All-Day Tomato Sauce with Beef
source: Mrs. Sac's Purple Kitchen

1 lb ground beef
2 stalks celery, diced
1 medium onion, diced
1 carrot, grated
4 cloves of garlic, minced
1.5 cups Baby Bella mushrooms, thinly sliced
28 oz crushed tomatoes
28 oz tomato puree
about 1/2 cup water
14.5 oz diced tomatoes with juices
1.5 tsp kosher salt or to taste
1 tsp freshly ground pepper or to taste
2 tsp dried parsley
1 bay leaf
1.5 tsp dried oregano
splash of red wine
1 tbsp EVOO (more if necessary)
1-3 cup fresh basil, torn, plus more for garnish
Parmesan cheese


Cook beef in a skillet on medium-high heat until brown. Drain grease from beef and rinse. Put beef in crock pot.

Add all the tomatoes and water to the crock pot and set on high, cover.

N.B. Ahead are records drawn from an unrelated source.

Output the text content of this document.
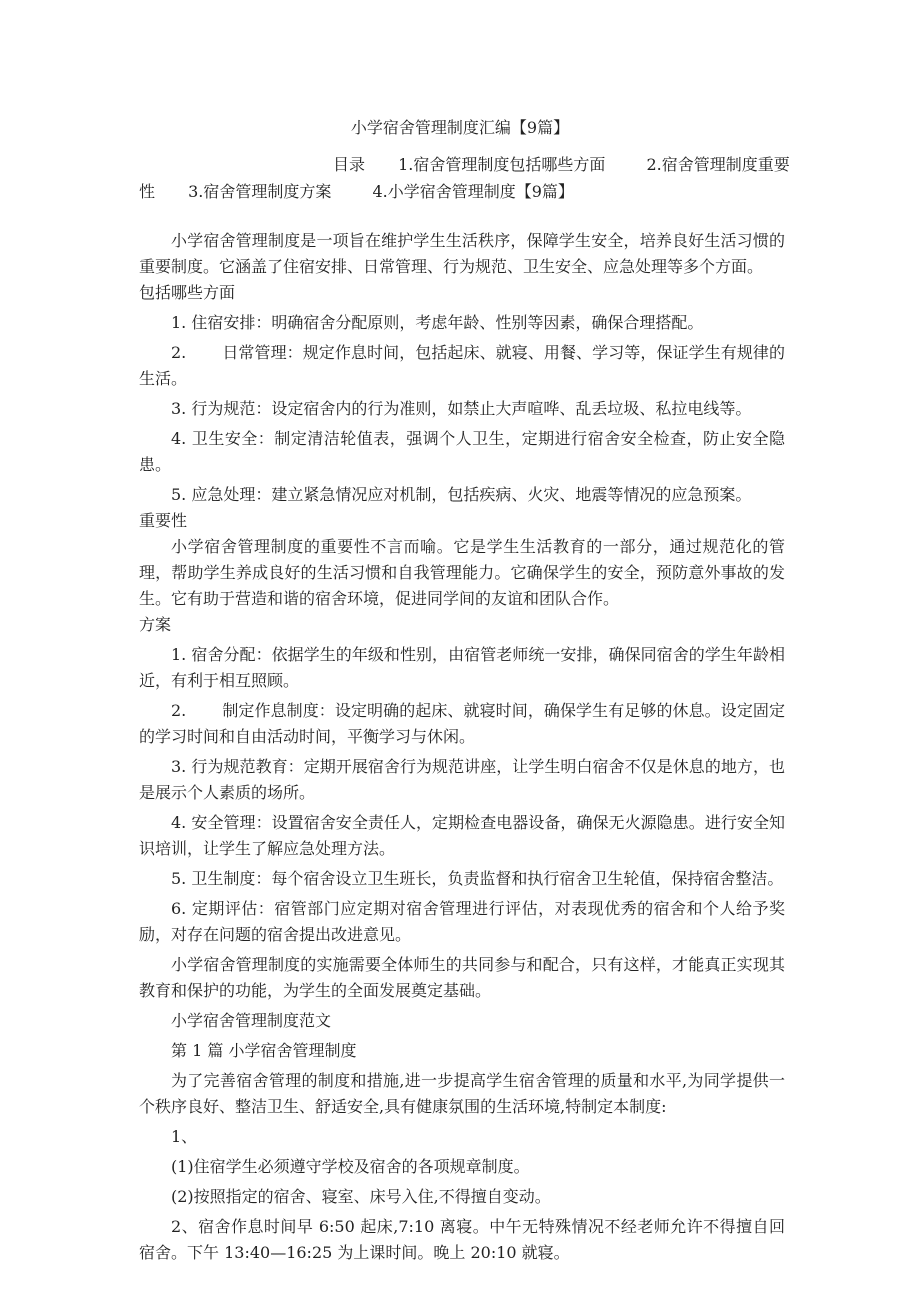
小学宿舍管理制度汇编【9篇】
目录 1.宿舍管理制度包括哪些方面	2.宿舍管理制度重要
性 3.宿舍管理制度方案	4.小学宿舍管理制度【9篇】

小学宿舍管理制度是一项旨在维护学生生活秩序，保障学生安全，培养良好生活习惯的重要制度。它涵盖了住宿安排、日常管理、行为规范、卫生安全、应急处理等多个方面。

包括哪些方面

1. 住宿安排：明确宿舍分配原则，考虑年龄、性别等因素，确保合理搭配。

2. 日常管理：规定作息时间，包括起床、就寝、用餐、学习等，保证学生有规律的生活。

3. 行为规范：设定宿舍内的行为准则，如禁止大声喧哗、乱丢垃圾、私拉电线等。

4. 卫生安全：制定清洁轮值表，强调个人卫生，定期进行宿舍安全检查，防止安全隐患。

5. 应急处理：建立紧急情况应对机制，包括疾病、火灾、地震等情况的应急预案。

重要性

小学宿舍管理制度的重要性不言而喻。它是学生生活教育的一部分，通过规范化的管理，帮助学生养成良好的生活习惯和自我管理能力。它确保学生的安全，预防意外事故的发生。它有助于营造和谐的宿舍环境，促进同学间的友谊和团队合作。

方案

1. 宿舍分配：依据学生的年级和性别，由宿管老师统一安排，确保同宿舍的学生年龄相近，有利于相互照顾。

2. 制定作息制度：设定明确的起床、就寝时间，确保学生有足够的休息。设定固定的学习时间和自由活动时间，平衡学习与休闲。

3. 行为规范教育：定期开展宿舍行为规范讲座，让学生明白宿舍不仅是休息的地方，也是展示个人素质的场所。

4. 安全管理：设置宿舍安全责任人，定期检查电器设备，确保无火源隐患。进行安全知识培训，让学生了解应急处理方法。

5. 卫生制度：每个宿舍设立卫生班长，负责监督和执行宿舍卫生轮值，保持宿舍整洁。

6. 定期评估：宿管部门应定期对宿舍管理进行评估，对表现优秀的宿舍和个人给予奖励，对存在问题的宿舍提出改进意见。

小学宿舍管理制度的实施需要全体师生的共同参与和配合，只有这样，才能真正实现其教育和保护的功能，为学生的全面发展奠定基础。

小学宿舍管理制度范文

第 1 篇 小学宿舍管理制度

为了完善宿舍管理的制度和措施,进一步提高学生宿舍管理的质量和水平,为同学提供一个秩序良好、整洁卫生、舒适安全,具有健康氛围的生活环境,特制定本制度:

1、

(1)住宿学生必须遵守学校及宿舍的各项规章制度。

(2)按照指定的宿舍、寝室、床号入住,不得擅自变动。

2、宿舍作息时间早 6:50 起床,7:10 离寝。中午无特殊情况不经老师允许不得擅自回宿舍。下午 13:40—16:25 为上课时间。晚上 20:10 就寝。
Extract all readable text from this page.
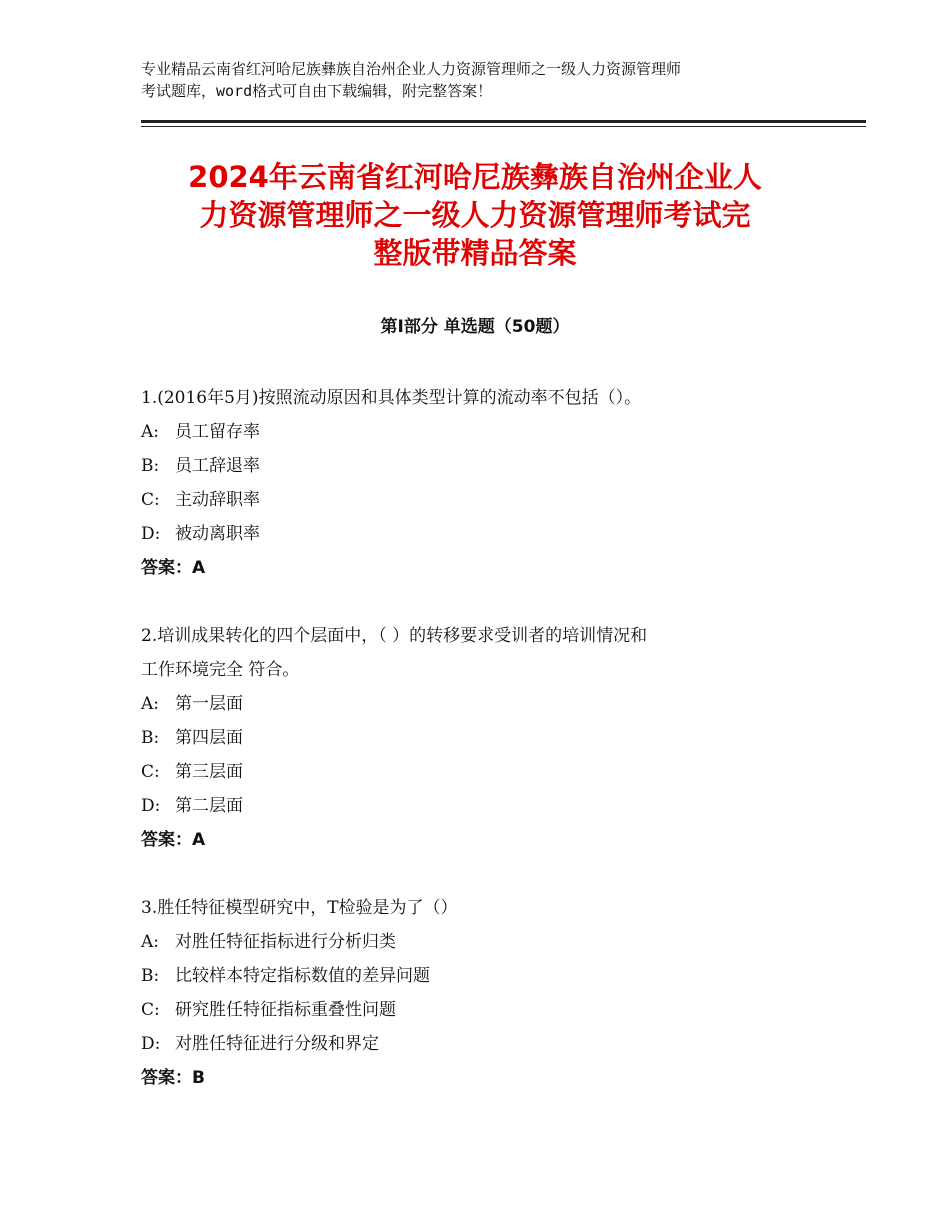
专业精品云南省红河哈尼族彝族自治州企业人力资源管理师之一级人力资源管理师
考试题库，word格式可自由下载编辑，附完整答案！
2024年云南省红河哈尼族彝族自治州企业人
力资源管理师之一级人力资源管理师考试完
整版带精品答案
第Ⅰ部分 单选题（50题）
1.(2016年5月)按照流动原因和具体类型计算的流动率不包括（）。
A: 员工留存率
B: 员工辞退率
C: 主动辞职率
D: 被动离职率
答案：A
2.培训成果转化的四个层面中，（ ）的转移要求受训者的培训情况和
工作环境完全 符合。
A: 第一层面
B: 第四层面
C: 第三层面
D: 第二层面
答案：A
3.胜任特征模型研究中，T检验是为了（）
A: 对胜任特征指标进行分析归类
B: 比较样本特定指标数值的差异问题
C: 研究胜任特征指标重叠性问题
D: 对胜任特征进行分级和界定
答案：B
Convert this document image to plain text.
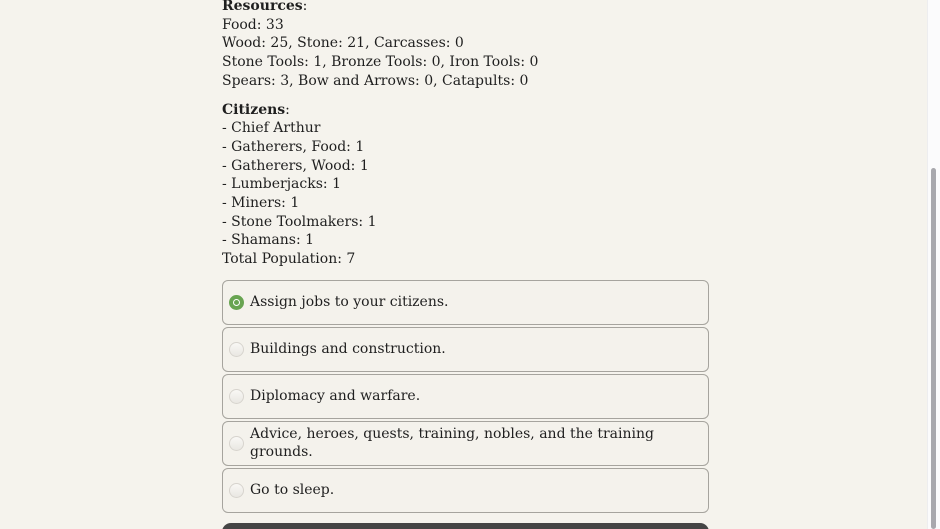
Resources:
Food: 33
Wood: 25, Stone: 21, Carcasses: 0
Stone Tools: 1, Bronze Tools: 0, Iron Tools: 0
Spears: 3, Bow and Arrows: 0, Catapults: 0

Citizens:
- Chief Arthur
- Gatherers, Food: 1
- Gatherers, Wood: 1
- Lumberjacks: 1
- Miners: 1
- Stone Toolmakers: 1
- Shamans: 1
Total Population: 7

Assign jobs to your citizens.
Buildings and construction.
Diplomacy and warfare.
Advice, heroes, quests, training, nobles, and the training grounds.
Go to sleep.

In the same skillet as the beef was in, over medium heat add in a little more EVOO if necessary and add the celery, carrot and onions. Cook for a couple of minutes, then add the garlic and mushrooms and cook for another 2 minutes. De glaze the pan with a splash of wine and continue to cook veggies till softened.

Remove, add to crock pot, and add all remaining herbs and seasonings. Turn down to low, and cook for 7-8 hours, tasting a couple of times and adjusting seasonings if necessary and stir in basil with about 20 minutes left. Garnish with more fresh basil before serving. Serve with your favorite pasta shape.